Originally Posted By: tacit
Hitting it with a hammer works. So does drilling a hole in the case. The instant the inside is exposed to normal dust and air, it's done.


I would not expect exposure to air or even dust to damage it, as long as you don't have the heads out on the platters.

It may require a trip to drivesavers to open and clean out first though.

It all depends on just how paranoid you are though. The grinder trick is guaranteed, but even drilling a hole or two in the platters won't stop someone with a lot of money. Banks have a variety of methods, but one I've seen is placing the drive on the bed of a drill press and dropping a few 1/4" holes into it. That takes care of just about everyone. A small amount of your data is physically gone, and the rest would require a great deal of effort to recover.

I think in most cases a simple one-pass zero is sufficient. I've seen two different tests where a group took a handful of drives and did one pass erase on them and then shipped them to several of the more mundane data recovery places, and not a single one was recoverable by them. But if they'd have had a few hundred k to drop they probably could have sent it somewhere to get the data back.
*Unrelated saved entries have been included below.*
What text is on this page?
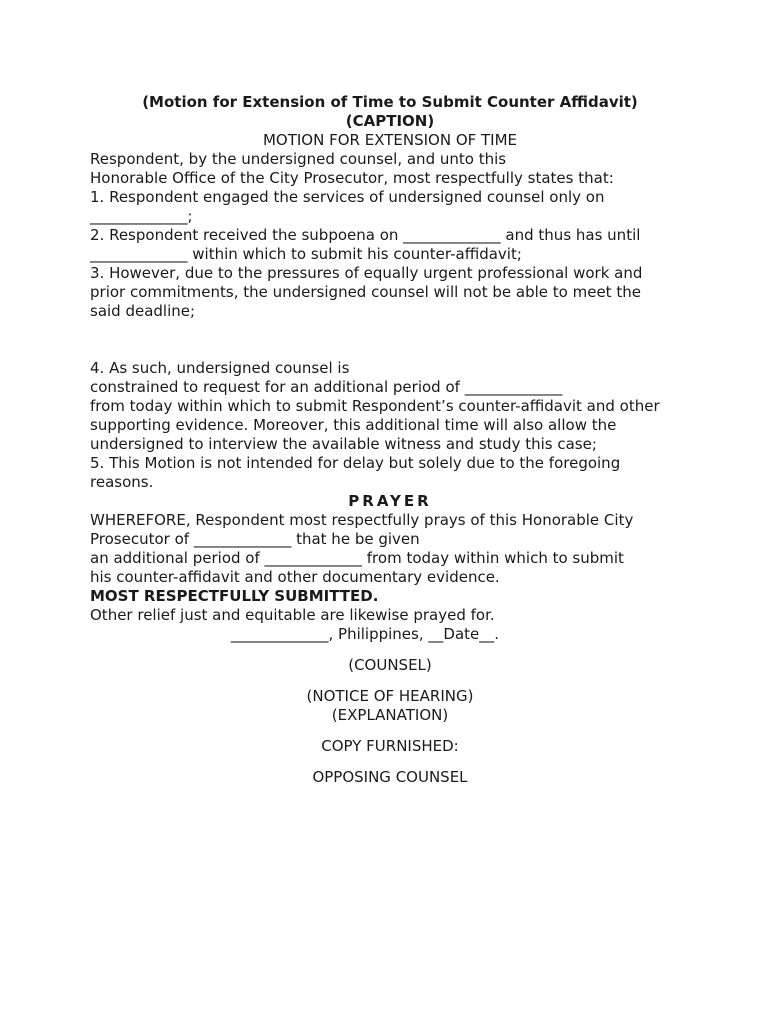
(Motion for Extension of Time to Submit Counter Affidavit)
(CAPTION)
MOTION FOR EXTENSION OF TIME
Respondent, by the undersigned counsel, and unto this
Honorable Office of the City Prosecutor, most respectfully states that:
1. Respondent engaged the services of undersigned counsel only on
_____________;
2. Respondent received the subpoena on _____________ and thus has until
_____________ within which to submit his counter-affidavit;
3. However, due to the pressures of equally urgent professional work and
prior commitments, the undersigned counsel will not be able to meet the
said deadline;
4. As such, undersigned counsel is
constrained to request for an additional period of _____________
from today within which to submit Respondent’s counter-affidavit and other
supporting evidence. Moreover, this additional time will also allow the
undersigned to interview the available witness and study this case;
5. This Motion is not intended for delay but solely due to the foregoing
reasons.
PRAYER
WHEREFORE, Respondent most respectfully prays of this Honorable City
Prosecutor of _____________ that he be given
an additional period of _____________ from today within which to submit
his counter-affidavit and other documentary evidence.
MOST RESPECTFULLY SUBMITTED.
Other relief just and equitable are likewise prayed for.
_____________, Philippines, __Date__.
(COUNSEL)
(NOTICE OF HEARING)
(EXPLANATION)
COPY FURNISHED:
OPPOSING COUNSEL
If you can't physically access the drive, and it's not an obvious head crash, there's about a 75% chance drivesavers etc can recover the data. This is based on a few dozen of our customers having to send in their failed drives for recovery. So if you can't zero it, you really should do something physical to it if it had seriously sensitive information on it. Take out the platters and smack 'em a few times with a hammer or gouge up the surface with a screwdriver, and that will reduce the odds of recovery to allowably small. It will cost around $2-5k to recover the data if you just throw it away without damaging it. If the data isn't worth that much in the right hands, then you are probably wasting your time taking it apart, it just wouldn't be worth anyone's effort.